First published: Thu Aug 17 2023(Updated: )
It was discovered that poppler incorrectly handled certain malformed PDF files. If a user or an automated system were tricked into opening a specially crafted PDF file, a remote attacker could possibly use this issue to cause a denial of service. (CVE-2020-36023, CVE-2020-36024)
Affected Software | Affected Version | How to fix |
---|---|---|
All of | ||
ubuntu/libpoppler97 | <0.86.1-0ubuntu1.3 | 0.86.1-0ubuntu1.3 |
=20.04 | ||
All of | ||
ubuntu/libpoppler73 | <0.62.0-2ubuntu2.14+esm1 | 0.62.0-2ubuntu2.14+esm1 |
=18.04 | ||
All of | ||
ubuntu/libpoppler58 | <0.41.0-0ubuntu1.16+esm3 | 0.41.0-0ubuntu1.16+esm3 |
=16.04 |
Sign up to SecAlerts for real-time vulnerability data matched to your software, aggregated from hundreds of sources.
The vulnerability ID for the poppler vulnerability is CVE-2020-36023 and CVE-2020-36024.
The affected software for the poppler vulnerability is libpoppler97 (version 0.86.1-0ubuntu1.3) on Ubuntu 20.04, libpoppler73 (version 0.62.0-2ubuntu2.14+esm1) on Ubuntu 18.04, and libpoppler58 (version 0.41.0-0ubuntu1.16+esm3) on Ubuntu 16.04.
The poppler vulnerability can be exploited by tricking a user or an automated system into opening a specially crafted PDF file.

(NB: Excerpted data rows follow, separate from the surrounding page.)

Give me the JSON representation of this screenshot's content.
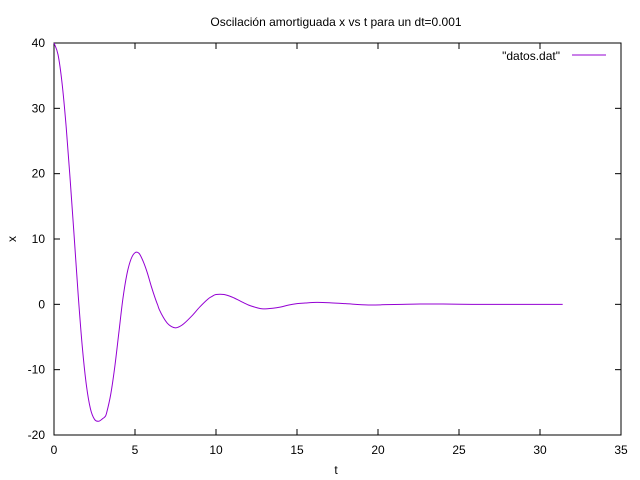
{
  "chart_data": {
    "type": "line",
    "title": "Oscilación amortiguada  x vs t para un dt=0.001",
    "xlabel": "t",
    "ylabel": "x",
    "xlim": [
      0,
      35
    ],
    "ylim": [
      -20,
      40
    ],
    "xticks": [
      0,
      5,
      10,
      15,
      20,
      25,
      30,
      35
    ],
    "yticks": [
      -20,
      -10,
      0,
      10,
      20,
      30,
      40
    ],
    "grid": false,
    "legend_position": "top-right",
    "series": [
      {
        "name": "\"datos.dat\"",
        "color": "#9400d3",
        "x": [
          0,
          0.25,
          0.5,
          0.75,
          1.0,
          1.25,
          1.5,
          1.75,
          2.0,
          2.25,
          2.5,
          2.75,
          3.0,
          3.15,
          3.25,
          3.5,
          3.75,
          4.0,
          4.25,
          4.5,
          4.75,
          5.0,
          5.25,
          5.5,
          5.75,
          6.0,
          6.25,
          6.4,
          6.5,
          6.75,
          7.0,
          7.25,
          7.5,
          7.75,
          8.0,
          8.5,
          9.0,
          9.5,
          9.75,
          10.0,
          10.5,
          11.0,
          11.5,
          12.0,
          12.5,
          12.9,
          13.5,
          14.0,
          14.5,
          15.0,
          15.5,
          16.2,
          17.0,
          18.0,
          19.4,
          20.5,
          21.5,
          22.6,
          24.0,
          25.8,
          27.5,
          29.0,
          30.5,
          31.4
        ],
        "y": [
          40,
          38.2,
          33.8,
          27.2,
          19.0,
          10.2,
          1.2,
          -6.6,
          -12.4,
          -16.0,
          -17.6,
          -17.9,
          -17.5,
          -17.2,
          -16.6,
          -13.8,
          -9.6,
          -4.4,
          0.8,
          4.6,
          6.9,
          7.9,
          7.8,
          6.6,
          4.9,
          2.8,
          0.9,
          -0.1,
          -0.8,
          -2.0,
          -2.9,
          -3.4,
          -3.6,
          -3.4,
          -3.0,
          -1.8,
          -0.4,
          0.8,
          1.2,
          1.5,
          1.5,
          1.1,
          0.5,
          -0.1,
          -0.5,
          -0.7,
          -0.6,
          -0.4,
          -0.1,
          0.1,
          0.2,
          0.3,
          0.25,
          0.1,
          -0.1,
          -0.05,
          0.0,
          0.05,
          0.05,
          0.0,
          0.0,
          0.0,
          0.0,
          0.0
        ]
      }
    ]
  }
}
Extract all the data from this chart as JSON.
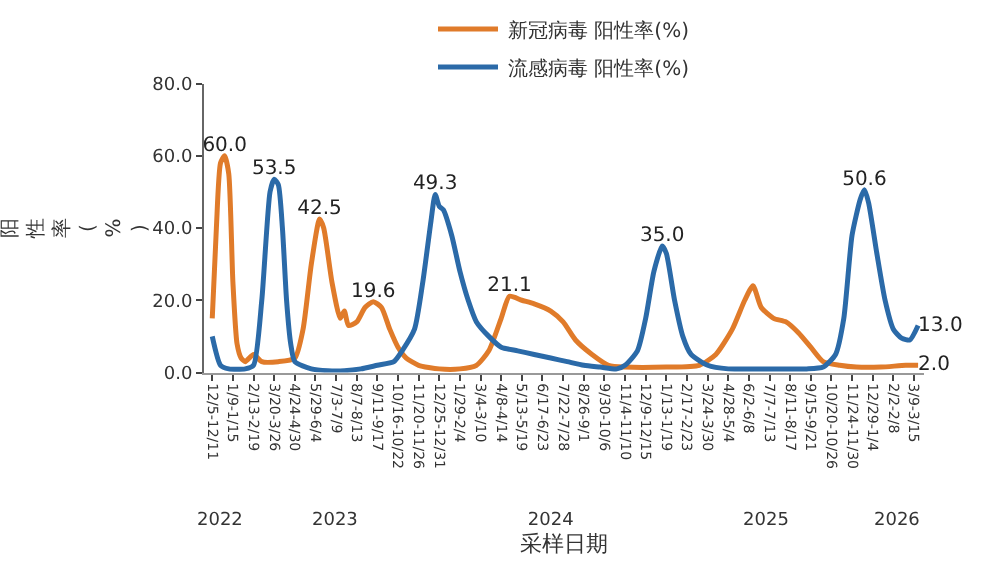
{
  "chart_data": {
    "type": "line",
    "ylabel": "阳性率(%)",
    "xlabel": "采样日期",
    "xlim": [
      "2022-11-21",
      "2026-03-26"
    ],
    "ylim": [
      0,
      80
    ],
    "yticks": [
      {
        "value": 0,
        "label": "0.0"
      },
      {
        "value": 20,
        "label": "20.0"
      },
      {
        "value": 40,
        "label": "40.0"
      },
      {
        "value": 60,
        "label": "60.0"
      },
      {
        "value": 80,
        "label": "80.0"
      }
    ],
    "xticks": [
      {
        "value": "2022-12-05",
        "label": "12/5-12/11"
      },
      {
        "value": "2023-01-09",
        "label": "1/9-1/15"
      },
      {
        "value": "2023-02-13",
        "label": "2/13-2/19"
      },
      {
        "value": "2023-03-20",
        "label": "3/20-3/26"
      },
      {
        "value": "2023-04-24",
        "label": "4/24-4/30"
      },
      {
        "value": "2023-05-29",
        "label": "5/29-6/4"
      },
      {
        "value": "2023-07-03",
        "label": "7/3-7/9"
      },
      {
        "value": "2023-08-07",
        "label": "8/7-8/13"
      },
      {
        "value": "2023-09-11",
        "label": "9/11-9/17"
      },
      {
        "value": "2023-10-16",
        "label": "10/16-10/22"
      },
      {
        "value": "2023-11-20",
        "label": "11/20-11/26"
      },
      {
        "value": "2023-12-25",
        "label": "12/25-12/31"
      },
      {
        "value": "2024-01-29",
        "label": "1/29-2/4"
      },
      {
        "value": "2024-03-04",
        "label": "3/4-3/10"
      },
      {
        "value": "2024-04-08",
        "label": "4/8-4/14"
      },
      {
        "value": "2024-05-13",
        "label": "5/13-5/19"
      },
      {
        "value": "2024-06-17",
        "label": "6/17-6/23"
      },
      {
        "value": "2024-07-22",
        "label": "7/22-7/28"
      },
      {
        "value": "2024-08-26",
        "label": "8/26-9/1"
      },
      {
        "value": "2024-09-30",
        "label": "9/30-10/6"
      },
      {
        "value": "2024-11-04",
        "label": "11/4-11/10"
      },
      {
        "value": "2024-12-09",
        "label": "12/9-12/15"
      },
      {
        "value": "2025-01-13",
        "label": "1/13-1/19"
      },
      {
        "value": "2025-02-17",
        "label": "2/17-2/23"
      },
      {
        "value": "2025-03-24",
        "label": "3/24-3/30"
      },
      {
        "value": "2025-04-28",
        "label": "4/28-5/4"
      },
      {
        "value": "2025-06-02",
        "label": "6/2-6/8"
      },
      {
        "value": "2025-07-07",
        "label": "7/7-7/13"
      },
      {
        "value": "2025-08-11",
        "label": "8/11-8/17"
      },
      {
        "value": "2025-09-15",
        "label": "9/15-9/21"
      },
      {
        "value": "2025-10-20",
        "label": "10/20-10/26"
      },
      {
        "value": "2025-11-24",
        "label": "11/24-11/30"
      },
      {
        "value": "2025-12-29",
        "label": "12/29-1/4"
      },
      {
        "value": "2026-02-02",
        "label": "2/2-2/8"
      },
      {
        "value": "2026-03-09",
        "label": "3/9-3/15"
      }
    ],
    "x2lim": [
      "2022-11-21",
      "2026-03-26"
    ],
    "x2ticks": [
      {
        "value": "2022-12-18",
        "label": "2022"
      },
      {
        "value": "2023-07-01",
        "label": "2023"
      },
      {
        "value": "2024-07-01",
        "label": "2024"
      },
      {
        "value": "2025-07-01",
        "label": "2025"
      },
      {
        "value": "2026-02-08",
        "label": "2026"
      }
    ],
    "legend": "top",
    "grid": false,
    "series": [
      {
        "name": "新冠病毒 阳性率(%)",
        "color": "#e07b2a",
        "x": [
          "2022-12-05",
          "2022-12-12",
          "2022-12-19",
          "2022-12-26",
          "2023-01-02",
          "2023-01-09",
          "2023-01-16",
          "2023-01-23",
          "2023-01-30",
          "2023-02-13",
          "2023-02-27",
          "2023-03-27",
          "2023-04-24",
          "2023-05-08",
          "2023-05-22",
          "2023-06-05",
          "2023-06-12",
          "2023-06-26",
          "2023-07-10",
          "2023-07-17",
          "2023-07-24",
          "2023-08-07",
          "2023-08-21",
          "2023-09-04",
          "2023-09-18",
          "2023-10-02",
          "2023-10-16",
          "2023-10-30",
          "2023-11-20",
          "2023-12-25",
          "2024-01-29",
          "2024-02-26",
          "2024-03-18",
          "2024-04-08",
          "2024-04-22",
          "2024-05-13",
          "2024-06-03",
          "2024-07-01",
          "2024-07-22",
          "2024-08-12",
          "2024-09-09",
          "2024-10-07",
          "2024-11-04",
          "2025-01-13",
          "2025-03-10",
          "2025-04-07",
          "2025-05-05",
          "2025-05-26",
          "2025-06-09",
          "2025-06-23",
          "2025-07-14",
          "2025-08-04",
          "2025-08-25",
          "2025-09-15",
          "2025-10-06",
          "2025-11-03",
          "2025-12-01",
          "2026-01-12",
          "2026-02-23",
          "2026-03-16"
        ],
        "values": [
          15,
          40,
          58,
          60.0,
          55,
          25,
          8,
          4,
          3,
          5,
          3,
          3,
          4,
          12,
          30,
          42.5,
          40,
          25,
          15,
          17,
          13,
          14,
          18,
          19.6,
          18,
          12,
          7,
          4,
          2,
          1,
          1,
          2,
          6,
          15,
          21.1,
          20,
          19,
          17,
          14,
          9,
          5,
          2,
          1.5,
          1.5,
          2,
          5,
          12,
          20,
          24,
          18,
          15,
          14,
          11,
          7,
          3,
          2,
          1.5,
          1.5,
          2,
          2.0
        ],
        "value_labels": [
          null,
          null,
          null,
          "60.0",
          null,
          null,
          null,
          null,
          null,
          null,
          null,
          null,
          null,
          null,
          null,
          "42.5",
          null,
          null,
          null,
          null,
          null,
          null,
          null,
          "19.6",
          null,
          null,
          null,
          null,
          null,
          null,
          null,
          null,
          null,
          null,
          "21.1",
          null,
          null,
          null,
          null,
          null,
          null,
          null,
          null,
          null,
          null,
          null,
          null,
          null,
          null,
          null,
          null,
          null,
          null,
          null,
          null,
          null,
          null,
          null,
          null,
          "2.0"
        ]
      },
      {
        "name": "流感病毒 阳性率(%)",
        "color": "#2b6aa8",
        "x": [
          "2022-12-05",
          "2022-12-19",
          "2023-01-02",
          "2023-01-30",
          "2023-02-13",
          "2023-02-27",
          "2023-03-13",
          "2023-03-20",
          "2023-03-27",
          "2023-04-03",
          "2023-04-10",
          "2023-04-17",
          "2023-04-24",
          "2023-05-22",
          "2023-06-19",
          "2023-07-17",
          "2023-08-14",
          "2023-09-11",
          "2023-10-09",
          "2023-10-23",
          "2023-11-13",
          "2023-11-27",
          "2023-12-11",
          "2023-12-18",
          "2023-12-25",
          "2024-01-01",
          "2024-01-15",
          "2024-01-29",
          "2024-02-12",
          "2024-02-26",
          "2024-03-18",
          "2024-04-08",
          "2024-05-06",
          "2024-06-03",
          "2024-07-01",
          "2024-07-29",
          "2024-08-26",
          "2024-09-23",
          "2024-10-21",
          "2024-11-04",
          "2024-11-25",
          "2024-12-09",
          "2024-12-23",
          "2025-01-06",
          "2025-01-13",
          "2025-01-27",
          "2025-02-10",
          "2025-02-24",
          "2025-03-24",
          "2025-04-28",
          "2025-06-02",
          "2025-08-04",
          "2025-09-08",
          "2025-10-06",
          "2025-10-27",
          "2025-11-10",
          "2025-11-24",
          "2025-12-08",
          "2025-12-15",
          "2025-12-22",
          "2026-01-05",
          "2026-01-19",
          "2026-02-02",
          "2026-02-16",
          "2026-03-02",
          "2026-03-16"
        ],
        "values": [
          10,
          2,
          1,
          1,
          2,
          20,
          50,
          53.5,
          52,
          40,
          20,
          8,
          3,
          1,
          0.5,
          0.5,
          1,
          2,
          3,
          6,
          12,
          25,
          42,
          49.3,
          46,
          45,
          38,
          28,
          20,
          14,
          10,
          7,
          6,
          5,
          4,
          3,
          2,
          1.5,
          1,
          2,
          6,
          15,
          28,
          35.0,
          33,
          20,
          10,
          5,
          2,
          1,
          1,
          1,
          1,
          1.5,
          5,
          15,
          38,
          48,
          50.6,
          47,
          33,
          20,
          12,
          9.5,
          9,
          13.0
        ],
        "value_labels": [
          null,
          null,
          null,
          null,
          null,
          null,
          null,
          "53.5",
          null,
          null,
          null,
          null,
          null,
          null,
          null,
          null,
          null,
          null,
          null,
          null,
          null,
          null,
          null,
          "49.3",
          null,
          null,
          null,
          null,
          null,
          null,
          null,
          null,
          null,
          null,
          null,
          null,
          null,
          null,
          null,
          null,
          null,
          null,
          null,
          "35.0",
          null,
          null,
          null,
          null,
          null,
          null,
          null,
          null,
          null,
          null,
          null,
          null,
          null,
          null,
          "50.6",
          null,
          null,
          null,
          null,
          null,
          null,
          "13.0"
        ]
      }
    ]
  }
}
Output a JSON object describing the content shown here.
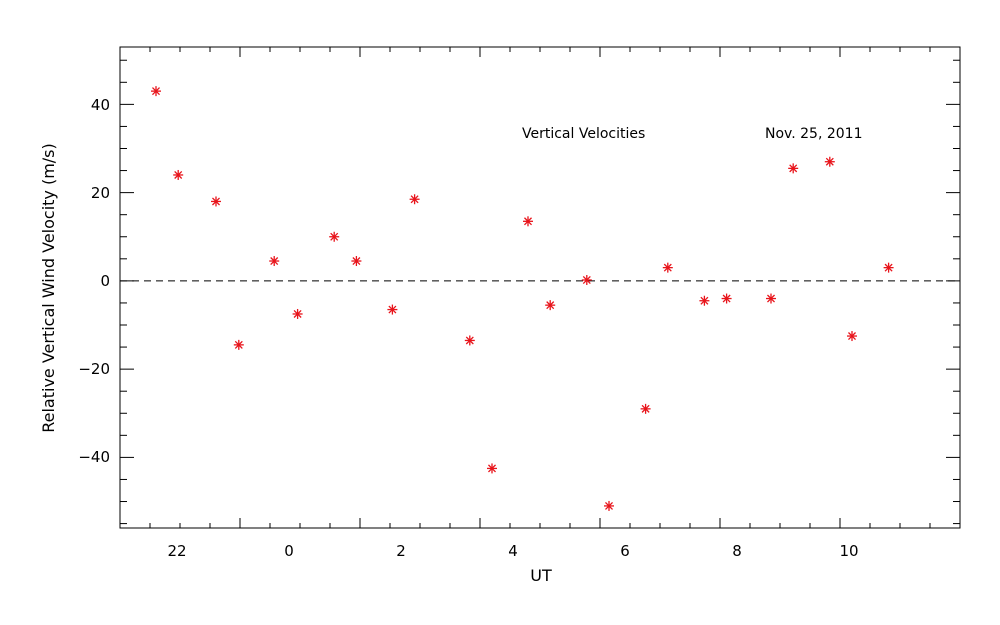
{
  "chart_data": {
    "type": "scatter",
    "title": "",
    "xlabel": "UT",
    "ylabel": "Relative Vertical Wind Velocity (m/s)",
    "x_tick_labels": [
      "22",
      "0",
      "2",
      "4",
      "6",
      "8",
      "10"
    ],
    "y_tick_labels": [
      "40",
      "20",
      "0",
      "−20",
      "−40"
    ],
    "annotations": [
      "Vertical Velocities",
      "Nov. 25, 2011"
    ],
    "xlim": [
      -2.0,
      12.0
    ],
    "ylim": [
      -56,
      53
    ],
    "zero_line": true,
    "grid": false,
    "marker_color": "#e8141b",
    "series": [
      {
        "x": [
          -1.4,
          -1.03,
          -0.4,
          -0.02,
          0.57,
          0.96,
          1.57,
          1.94,
          2.54,
          2.91,
          3.83,
          4.2,
          4.8,
          5.17,
          5.78,
          6.15,
          6.76,
          7.13,
          7.74,
          8.11,
          8.85,
          9.22,
          9.83,
          10.2,
          10.81
        ],
        "y": [
          43,
          24,
          18,
          -14.5,
          4.5,
          -7.5,
          10,
          4.5,
          -6.5,
          18.5,
          -13.5,
          -42.5,
          13.5,
          -5.5,
          0.2,
          -51,
          -29,
          3,
          -4.5,
          -4,
          -4,
          25.5,
          27,
          -12.5,
          3
        ]
      }
    ]
  }
}
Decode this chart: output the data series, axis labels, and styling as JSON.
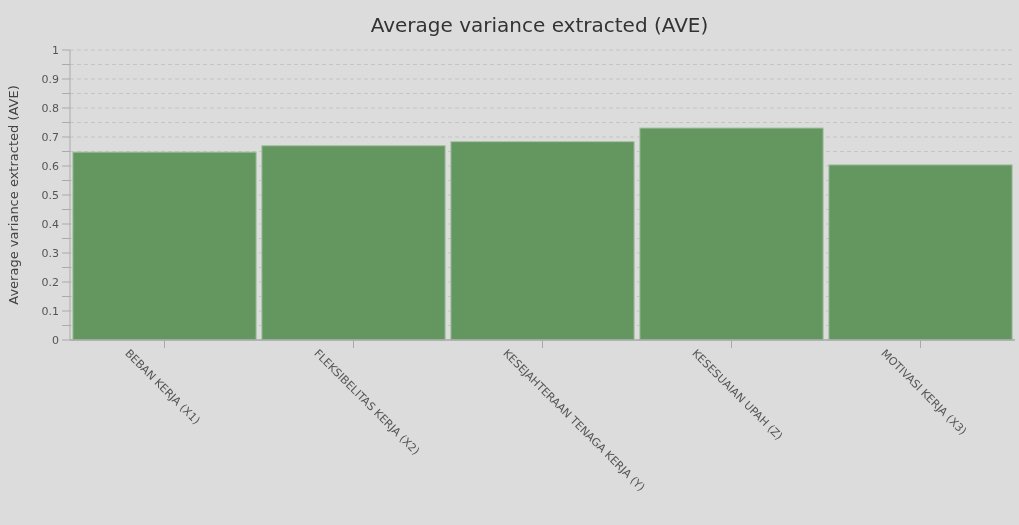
{
  "chart_data": {
    "type": "bar",
    "title": "Average variance extracted (AVE)",
    "ylabel": "Average variance extracted (AVE)",
    "categories": [
      "BEBAN KERJA (X1)",
      "FLEKSIBELITAS KERJA (X2)",
      "KESEJAHTERAAN TENAGA KERJA (Y)",
      "KESESUAIAN UPAH (Z)",
      "MOTIVASI KERJA (X3)"
    ],
    "values": [
      0.648,
      0.67,
      0.684,
      0.731,
      0.604
    ],
    "color": "#64965f",
    "ylim": [
      0,
      1
    ],
    "yticks": [
      0,
      {
        "value": 0.05,
        "label": null
      },
      0.1,
      {
        "value": 0.15,
        "label": null
      },
      0.2,
      {
        "value": 0.25,
        "label": null
      },
      0.3,
      {
        "value": 0.35,
        "label": null
      },
      0.4,
      {
        "value": 0.45,
        "label": null
      },
      0.5,
      {
        "value": 0.55,
        "label": null
      },
      0.6,
      {
        "value": 0.65,
        "label": null
      },
      0.7,
      {
        "value": 0.75,
        "label": null
      },
      0.8,
      {
        "value": 0.85,
        "label": null
      },
      0.9,
      {
        "value": 0.95,
        "label": null
      },
      1
    ],
    "grid": "y"
  }
}
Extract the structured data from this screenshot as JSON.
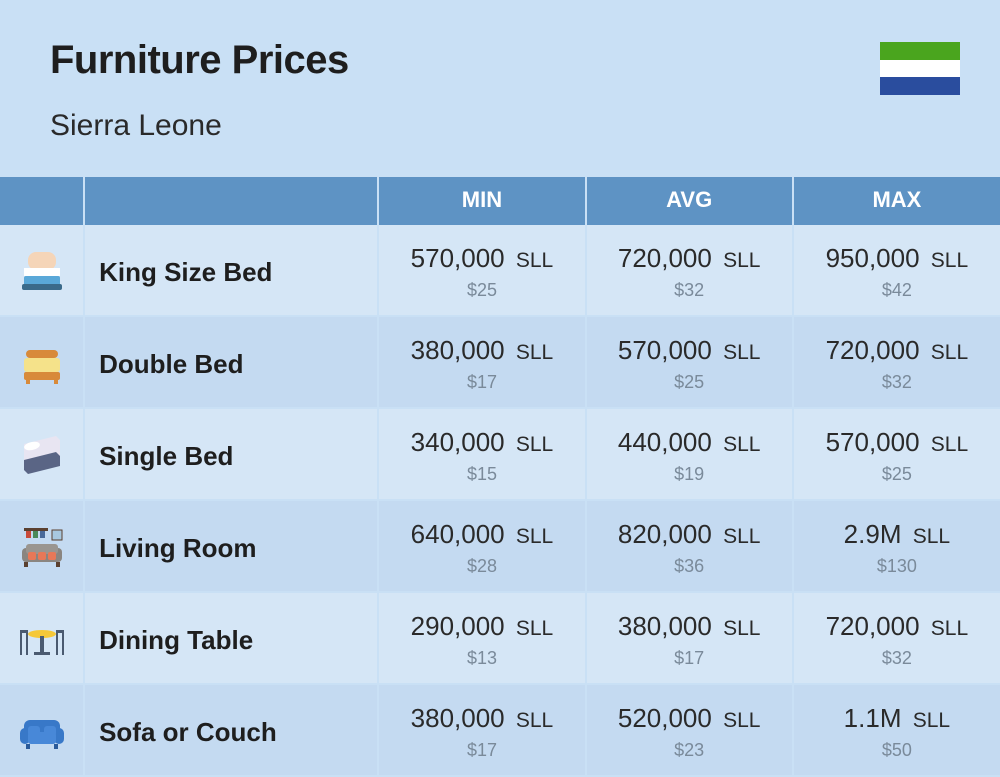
{
  "header": {
    "title": "Furniture Prices",
    "subtitle": "Sierra Leone"
  },
  "flag": {
    "stripes": [
      "#4aa51e",
      "#ffffff",
      "#2a4d9e"
    ]
  },
  "table": {
    "columns": [
      "",
      "",
      "MIN",
      "AVG",
      "MAX"
    ],
    "currency_code": "SLL",
    "rows": [
      {
        "icon": "king-bed",
        "name": "King Size Bed",
        "min": {
          "local": "570,000",
          "usd": "$25"
        },
        "avg": {
          "local": "720,000",
          "usd": "$32"
        },
        "max": {
          "local": "950,000",
          "usd": "$42"
        }
      },
      {
        "icon": "double-bed",
        "name": "Double Bed",
        "min": {
          "local": "380,000",
          "usd": "$17"
        },
        "avg": {
          "local": "570,000",
          "usd": "$25"
        },
        "max": {
          "local": "720,000",
          "usd": "$32"
        }
      },
      {
        "icon": "single-bed",
        "name": "Single Bed",
        "min": {
          "local": "340,000",
          "usd": "$15"
        },
        "avg": {
          "local": "440,000",
          "usd": "$19"
        },
        "max": {
          "local": "570,000",
          "usd": "$25"
        }
      },
      {
        "icon": "living-room",
        "name": "Living Room",
        "min": {
          "local": "640,000",
          "usd": "$28"
        },
        "avg": {
          "local": "820,000",
          "usd": "$36"
        },
        "max": {
          "local": "2.9M",
          "usd": "$130"
        }
      },
      {
        "icon": "dining-table",
        "name": "Dining Table",
        "min": {
          "local": "290,000",
          "usd": "$13"
        },
        "avg": {
          "local": "380,000",
          "usd": "$17"
        },
        "max": {
          "local": "720,000",
          "usd": "$32"
        }
      },
      {
        "icon": "sofa",
        "name": "Sofa or Couch",
        "min": {
          "local": "380,000",
          "usd": "$17"
        },
        "avg": {
          "local": "520,000",
          "usd": "$23"
        },
        "max": {
          "local": "1.1M",
          "usd": "$50"
        }
      }
    ]
  },
  "styling": {
    "background_color": "#c9e0f5",
    "header_bg": "#5e93c4",
    "row_alt_bg": [
      "#d5e6f6",
      "#c4daf1"
    ],
    "title_fontsize": 40,
    "subtitle_fontsize": 30,
    "column_header_fontsize": 22,
    "name_fontsize": 26,
    "price_fontsize": 26,
    "usd_fontsize": 18,
    "usd_color": "#7a8a9a",
    "border_color": "#c9e0f5",
    "icon_colors": {
      "king-bed": {
        "head": "#f5d5b8",
        "frame": "#5aa8d8",
        "pillow": "#fff"
      },
      "double-bed": {
        "frame": "#d88a3a",
        "mattress": "#f5e28a"
      },
      "single-bed": {
        "frame": "#5a6585",
        "mattress": "#e8e5f2",
        "pillow": "#fff"
      },
      "living-room": {
        "sofa": "#8a8580",
        "cushion": "#e87858",
        "shelf": "#5a4030"
      },
      "dining-table": {
        "top": "#f5c838",
        "legs": "#4a5a70",
        "chair": "#4a5a70"
      },
      "sofa": {
        "body": "#3878c8",
        "cushion": "#4888d8"
      }
    }
  }
}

This can potentially cause a denial of service.
To fix the poppler vulnerability, update libpoppler97 to version 0.86.1-0ubuntu1.3 on Ubuntu 20.04, libpoppler73 to version 0.62.0-2ubuntu2.14+esm1 on Ubuntu 18.04, and libpoppler58 to version 0.41.0-0ubuntu1.16+esm3 on Ubuntu 16.04.
You can find more information about the poppler vulnerability on the Ubuntu Security website or the provided reference links.